PWC: Is there a natural trend toward sophistication?

BG: If you look at the marketplace, it is not revolutionary, it is certainly only evolutionary, and it reflects the broader marketplace. The notion that active management can actually outperform is not new. So, if you are using the tools that active managers use to sift through the universe of stocks for good value, but you do so on a low-cost basis, it really should not be a surprise to anybody that the market evolves in that direction. It just makes sense that what you are going to see is people trying to take the best things that ETFs have to offer ‒ that liquidity, transparency, rules-based, unemotional decision-making ‒ with the best things that active management has historically brought to the table – which is looking for value, looking through the universe of stocks, screening for fundamental things that imply that a stock is a good one and is poised to outperform the market. It is just the marriage of those. I think the market is going to double in size and we are going to see more intelligent indexing products. We are going to see more actively managed ETF products and when I say actively managed, I mean people actually making decisions in ETFs. I think we are going to see continued growth in the fixed income marketplace as well.

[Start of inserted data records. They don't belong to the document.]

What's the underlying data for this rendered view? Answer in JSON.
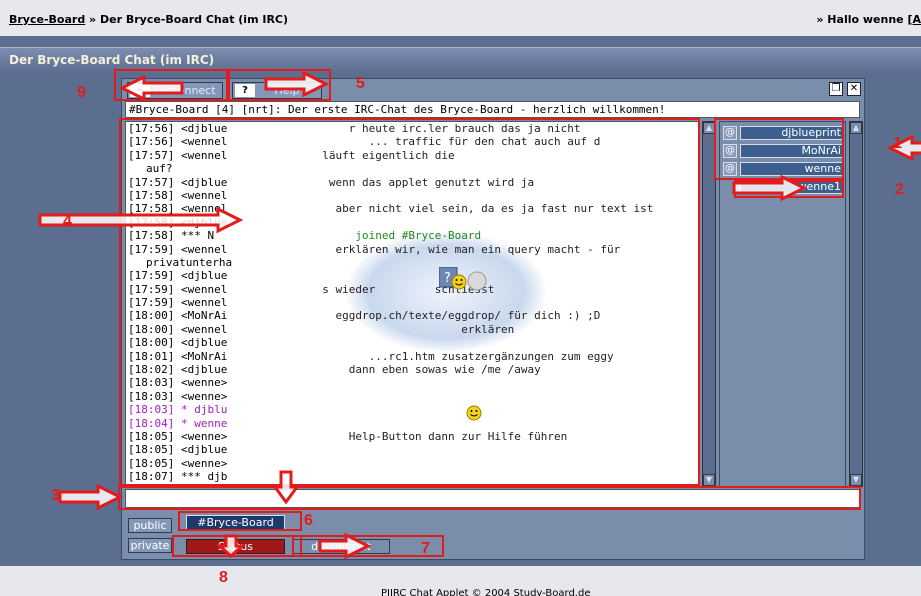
{
  "forum": {
    "site_link": "Bryce-Board",
    "sep": "»",
    "crumb_current": "Der Bryce-Board Chat (im IRC)",
    "hello_prefix": "» Hallo wenne [",
    "hello_link": "A",
    "section_title": "Der Bryce-Board Chat (im IRC)",
    "footer_text": "PJIRC Chat Applet © 2004 Study-Board.de"
  },
  "toolbar": {
    "disconnect_label": "Disconnect",
    "disconnect_icon": "plug-icon",
    "help_label": "Help",
    "help_icon_glyph": "?"
  },
  "topic": "#Bryce-Board [4] [nrt]: Der erste IRC-Chat des Bryce-Board - herzlich willkommen!",
  "chat_lines": [
    {
      "text": "[17:56] <djblue",
      "kind": "msg"
    },
    {
      "text": "[17:56] <wennel",
      "kind": "msg"
    },
    {
      "text": "[17:57] <wennel",
      "kind": "msg"
    },
    {
      "text": "auf?",
      "kind": "cont"
    },
    {
      "text": "[17:57] <djblue",
      "kind": "msg"
    },
    {
      "text": "[17:58] <wennel",
      "kind": "msg"
    },
    {
      "text": "[17:58] <wennel",
      "kind": "msg"
    },
    {
      "text": "[17:58] <djblue",
      "kind": "msg"
    },
    {
      "text": "[17:58] *** N",
      "kind": "sys"
    },
    {
      "text": "[17:59] <wennel",
      "kind": "msg"
    },
    {
      "text": "privatunterha",
      "kind": "cont"
    },
    {
      "text": "[17:59] <djblue",
      "kind": "msg"
    },
    {
      "text": "[17:59] <wennel",
      "kind": "msg"
    },
    {
      "text": "[17:59] <wennel",
      "kind": "msg"
    },
    {
      "text": "[18:00] <MoNrAi",
      "kind": "msg"
    },
    {
      "text": "[18:00] <wennel",
      "kind": "msg"
    },
    {
      "text": "[18:00] <djblue",
      "kind": "msg"
    },
    {
      "text": "[18:01] <MoNrAi",
      "kind": "msg"
    },
    {
      "text": "[18:02] <djblue",
      "kind": "msg"
    },
    {
      "text": "[18:03] <wenne>",
      "kind": "msg"
    },
    {
      "text": "[18:03] <wenne>",
      "kind": "msg"
    },
    {
      "text": "[18:03] * djblu",
      "kind": "act"
    },
    {
      "text": "[18:04] * wenne",
      "kind": "act"
    },
    {
      "text": "[18:05] <wenne>",
      "kind": "msg"
    },
    {
      "text": "[18:05] <djblue",
      "kind": "msg"
    },
    {
      "text": "[18:05] <wenne>",
      "kind": "msg"
    },
    {
      "text": "[18:07] *** djb",
      "kind": "sys"
    },
    {
      "text": "[18:07] *** MoN",
      "kind": "sys"
    }
  ],
  "splash_lines": [
    {
      "text": "              r heute irc.ler brauch das ja nicht",
      "kind": "n"
    },
    {
      "text": "                 ... traffic für den chat auch auf d",
      "kind": "n"
    },
    {
      "text": "          läuft eigentlich die",
      "kind": "n"
    },
    {
      "text": "",
      "kind": "n"
    },
    {
      "text": "           wenn das applet genutzt wird ja",
      "kind": "n"
    },
    {
      "text": "",
      "kind": "n"
    },
    {
      "text": "            aber nicht viel sein, da es ja fast nur text ist",
      "kind": "n"
    },
    {
      "text": "",
      "kind": "n"
    },
    {
      "text": "               joined #Bryce-Board",
      "kind": "g"
    },
    {
      "text": "            erklären wir, wie man ein query macht - für",
      "kind": "n"
    },
    {
      "text": "",
      "kind": "n"
    },
    {
      "text": "",
      "kind": "n"
    },
    {
      "text": "          s wieder         schliesst",
      "kind": "n"
    },
    {
      "text": "",
      "kind": "n"
    },
    {
      "text": "            eggdrop.ch/texte/eggdrop/ für dich :) ;D",
      "kind": "n"
    },
    {
      "text": "                               erklären",
      "kind": "n"
    },
    {
      "text": "",
      "kind": "n"
    },
    {
      "text": "                 ...rc1.htm zusatzergänzungen zum eggy",
      "kind": "n"
    },
    {
      "text": "              dann eben sowas wie /me /away",
      "kind": "n"
    },
    {
      "text": "",
      "kind": "n"
    },
    {
      "text": "",
      "kind": "n"
    },
    {
      "text": "",
      "kind": "n"
    },
    {
      "text": "",
      "kind": "n"
    },
    {
      "text": "              Help-Button dann zur Hilfe führen",
      "kind": "n"
    },
    {
      "text": "",
      "kind": "n"
    },
    {
      "text": "",
      "kind": "n"
    },
    {
      "text": "",
      "kind": "n"
    },
    {
      "text": "",
      "kind": "n"
    }
  ],
  "nicklist": [
    {
      "nick": "djblueprint",
      "mode": "@"
    },
    {
      "nick": "MoNrAi",
      "mode": "@"
    },
    {
      "nick": "wenne",
      "mode": "@"
    },
    {
      "nick": "wenne1",
      "mode": ""
    }
  ],
  "input": {
    "value": "",
    "placeholder": ""
  },
  "groups": {
    "public_label": "public",
    "private_label": "private"
  },
  "tabs": {
    "public": [
      "#Bryce-Board"
    ],
    "status_label": "Status",
    "private": [
      "djblueprint"
    ]
  },
  "annotations": [
    "1",
    "2",
    "3",
    "4",
    "5",
    "6",
    "7",
    "8",
    "9"
  ],
  "colors": {
    "annotation": "#e31b1b",
    "page_bg": "#5b6e8f",
    "active_tab": "#1e3a6a",
    "status_tab": "#a01818"
  }
}
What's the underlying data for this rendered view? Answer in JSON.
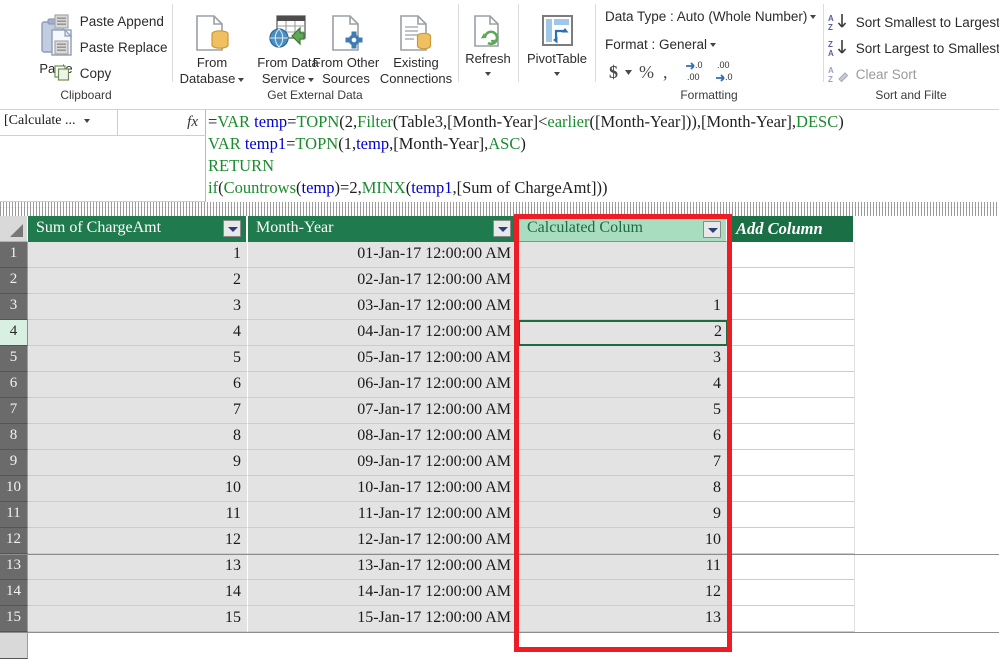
{
  "ribbon": {
    "groups": [
      {
        "label": "Clipboard"
      },
      {
        "label": "Get External Data"
      },
      {
        "label": "Formatting"
      },
      {
        "label": "Sort and Filte"
      }
    ],
    "clipboard": {
      "paste_label": "Paste",
      "paste_icon": "clipboard-paste-icon",
      "paste_append": "Paste Append",
      "paste_append_icon": "paste-append-icon",
      "paste_replace": "Paste Replace",
      "paste_replace_icon": "paste-replace-icon",
      "copy": "Copy",
      "copy_icon": "copy-icon"
    },
    "get_external_data": {
      "from_database_l1": "From",
      "from_database_l2": "Database",
      "from_database_icon": "database-page-icon",
      "from_data_service_l1": "From Data",
      "from_data_service_l2": "Service",
      "from_data_service_icon": "data-service-globe-icon",
      "from_other_sources_l1": "From Other",
      "from_other_sources_l2": "Sources",
      "from_other_sources_icon": "other-sources-icon",
      "existing_connections_l1": "Existing",
      "existing_connections_l2": "Connections",
      "existing_connections_icon": "existing-connections-icon"
    },
    "refresh": {
      "label": "Refresh",
      "icon": "refresh-page-icon"
    },
    "pivot": {
      "label": "PivotTable",
      "icon": "pivottable-icon"
    },
    "formatting": {
      "data_type": "Data Type : Auto (Whole Number)",
      "format": "Format : General",
      "currency_icon": "currency-dollar-icon",
      "percent_icon": "percent-icon",
      "comma_icon": "comma-style-icon",
      "increase_decimal_icon": "increase-decimal-icon",
      "decrease_decimal_icon": "decrease-decimal-icon"
    },
    "sort_and_filter": {
      "sort_small_large": "Sort Smallest to Largest",
      "sort_small_large_icon": "sort-ascending-icon",
      "sort_large_small": "Sort Largest to Smallest",
      "sort_large_small_icon": "sort-descending-icon",
      "clear_sort": "Clear Sort",
      "clear_sort_icon": "clear-sort-icon"
    }
  },
  "formula_bar": {
    "name_box": "[Calculate ...",
    "fx_label": "fx",
    "formula_lines": [
      "=VAR temp=TOPN(2,Filter(Table3,[Month-Year]<earlier([Month-Year])),[Month-Year],DESC)",
      "VAR temp1=TOPN(1,temp,[Month-Year],ASC)",
      "RETURN",
      "if(Countrows(temp)=2,MINX(temp1,[Sum of ChargeAmt]))"
    ],
    "formula_full": "=VAR temp=TOPN(2,Filter(Table3,[Month-Year]<earlier([Month-Year])),[Month-Year],DESC)\nVAR temp1=TOPN(1,temp,[Month-Year],ASC)\nRETURN\nif(Countrows(temp)=2,MINX(temp1,[Sum of ChargeAmt]))"
  },
  "grid": {
    "columns": [
      {
        "name": "Sum of ChargeAmt",
        "filter": true,
        "state": "normal"
      },
      {
        "name": "Month-Year",
        "filter": true,
        "state": "normal"
      },
      {
        "name": "Calculated Colum",
        "filter": true,
        "state": "selected"
      },
      {
        "name": "Add Column",
        "filter": false,
        "state": "addcolumn"
      }
    ],
    "selected_cell": {
      "row": 4,
      "column": "Calculated Colum",
      "value": "2"
    },
    "rows": [
      {
        "num": "1",
        "charge": "1",
        "month_year": "01-Jan-17 12:00:00 AM",
        "calc": ""
      },
      {
        "num": "2",
        "charge": "2",
        "month_year": "02-Jan-17 12:00:00 AM",
        "calc": ""
      },
      {
        "num": "3",
        "charge": "3",
        "month_year": "03-Jan-17 12:00:00 AM",
        "calc": "1"
      },
      {
        "num": "4",
        "charge": "4",
        "month_year": "04-Jan-17 12:00:00 AM",
        "calc": "2"
      },
      {
        "num": "5",
        "charge": "5",
        "month_year": "05-Jan-17 12:00:00 AM",
        "calc": "3"
      },
      {
        "num": "6",
        "charge": "6",
        "month_year": "06-Jan-17 12:00:00 AM",
        "calc": "4"
      },
      {
        "num": "7",
        "charge": "7",
        "month_year": "07-Jan-17 12:00:00 AM",
        "calc": "5"
      },
      {
        "num": "8",
        "charge": "8",
        "month_year": "08-Jan-17 12:00:00 AM",
        "calc": "6"
      },
      {
        "num": "9",
        "charge": "9",
        "month_year": "09-Jan-17 12:00:00 AM",
        "calc": "7"
      },
      {
        "num": "10",
        "charge": "10",
        "month_year": "10-Jan-17 12:00:00 AM",
        "calc": "8"
      },
      {
        "num": "11",
        "charge": "11",
        "month_year": "11-Jan-17 12:00:00 AM",
        "calc": "9"
      },
      {
        "num": "12",
        "charge": "12",
        "month_year": "12-Jan-17 12:00:00 AM",
        "calc": "10"
      },
      {
        "num": "13",
        "charge": "13",
        "month_year": "13-Jan-17 12:00:00 AM",
        "calc": "11"
      },
      {
        "num": "14",
        "charge": "14",
        "month_year": "14-Jan-17 12:00:00 AM",
        "calc": "12"
      },
      {
        "num": "15",
        "charge": "15",
        "month_year": "15-Jan-17 12:00:00 AM",
        "calc": "13"
      }
    ]
  },
  "annotation": {
    "type": "red-rectangle-highlight",
    "target_column": "Calculated Colum",
    "color": "#ee1c25"
  },
  "colors": {
    "header_green": "#1f7a4d",
    "selected_header_green": "#a8ddbf",
    "add_column_green": "#1a6f45",
    "cell_fill": "#e3e3e3",
    "row_header": "#6b6b6b",
    "annotation_red": "#ee1c25",
    "formula_function": "#1a8c2e",
    "formula_variable": "#0000d0"
  }
}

PWC: Do you see ETFs having appeal to Canadian institutional investors?

BG: Canadian institutions are big users of ETFs already. They are huge users of ETFs that are traditional broad capitalization weighted because if you think about it, the performance of pension funds and institutional investors is often measured against a benchmark. So their benchmark is often the index. If nothing else, they will invest free cash balances in indexed ETFs in order to minimize their tracking error. That is natural. They also use these ETFS to get core exposure to different markets. Where we are going to see the most growth in ETF use is actually in the advice channel in Canada. Historically, advisors in Canada and elsewhere, but in Canada in particular, have not really known how to implement ETFs into the portfolio management and portfolio construction process because they fear that implied in buying the index is a lack of advice. Advisors have historically been concerned with that as well – ‘if I am just buying the index, then my client is going to ask why are they paying me for advice if you are just buying the index.’ That is where intelligent index ETFs are particularly powerful tools.

PWC: For someone who is very new and has not dealt with ETFs, where would you recommend they start?

BG: First of all, they have to start by understanding how ETFs work. At base, they are very simple investment vehicles. For the most part, they invest directly in the underlying investments that are the constituents of an index and they trade on the stock exchange. Their value at any given time is a reflection of the actual value of the underlying investments. The more liquid the underlying investments are, the tighter the spread will be. If the bid/ask spread on an ETF is $10 to $10.03, the underlying investments ‒ let us say there are 30 stocks in the underlying index ‒ the aggregate average of their bid and ask will be, let us say, $10.01 to $10.02. That difference between the two is the market maker who tries to make a penny on the trade. That is the difference between ETFs and, say, mutual funds or other types of equity investments. You have a market maker who is there constantly making a bid and offer on the ETF. Make sure you understand how they work and then, in terms of suitability of individual ETFs, every investor is different. They have different risk profiles. If someone is using an advisor, then talk to the advisors about the use of ETFs and the advisor should be able to help them in formulating and constructing a portfolio of ETFs that fits their needs. As with any other investment, you need to understand exactly what it is you are investing in and you need to match up the investments with your risk profile and your needs.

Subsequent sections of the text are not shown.